Some atmospheric gases have been proposed as counter indicators to the
presence of life on an exoplanet if remotely detectable at sufficient abundance
(i.e., antibiosignatures), informing the search for biosignatures and
potentially fingerprinting uninhabited habitats. However, the quantitative
extent to which putative antibiosignatures could exist in the atmospheres of
inhabited planets is not well understood. The most commonly referenced
potential antibiosignature is CO, because it represents a source of free energy
and reduced carbon that is readily exploited by life on Earth and is thus often
assumed to accumulate only in the absence of life. Yet, biospheres actively
produce CO through biomass burning, photooxidation processes, and release of
gases that are photochemically converted into CO in the atmosphere. We
demonstrate with a 1D ecosphere-atmosphere model that reducing biospheres can
maintain CO levels of ~100 ppmv even at low H2 fluxes due to the impact of
hybrid photosynthetic ecosystems. Additionally, we show that photochemistry
around M dwarf stars is particularly favorable for the buildup of CO, with
plausible concentrations for inhabited, oxygen-rich planets extending from
hundreds of ppm to several percent.
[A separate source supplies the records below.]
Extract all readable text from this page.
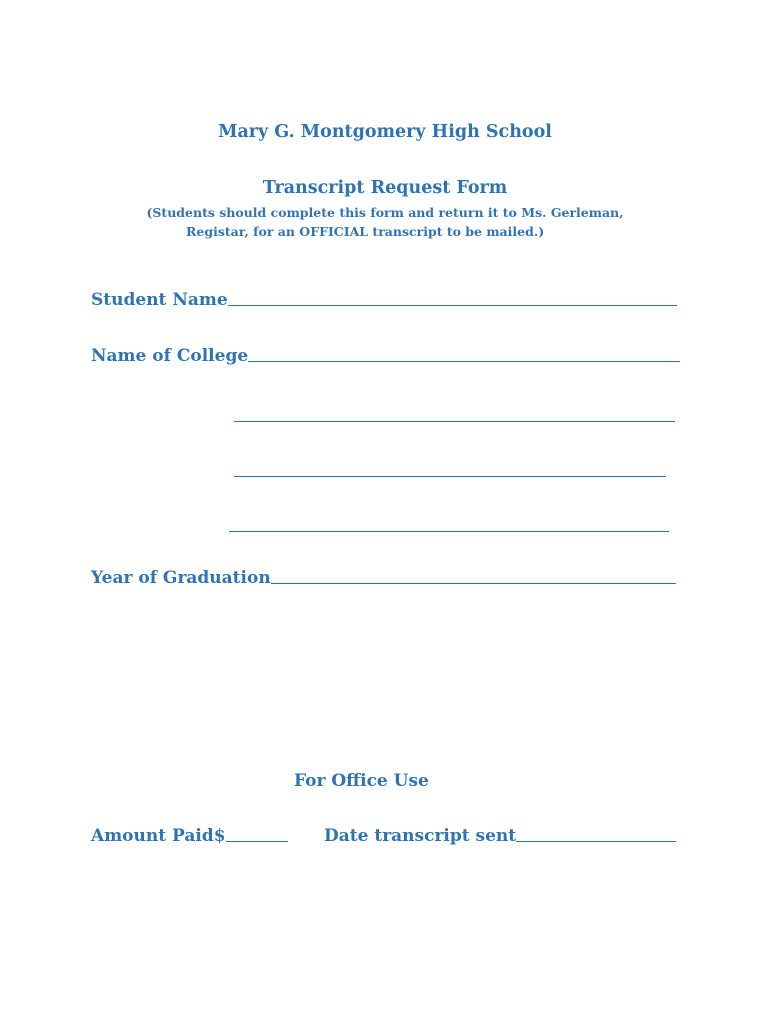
Mary G. Montgomery High School
Transcript Request Form
(Students should complete this form and return it to Ms. Gerleman,
Registar, for an OFFICIAL transcript to be mailed.)
Student Name
Name of College
Year of Graduation
For Office Use
Amount Paid$	Date transcript sent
Since CH4 buildup is also favored on these
worlds, and because O2 and O3 are likely not detectable with the James Webb
Space Telescope, the presence of high CO (>100 ppmv) may discriminate between
oxygen-rich and reducing biospheres with near-future transmission observations.
These results suggest that spectroscopic detection of CO can be compatible with
the presence of life and that a comprehensive contextual assessment is required
to validate the significance of potential antibiosignatures.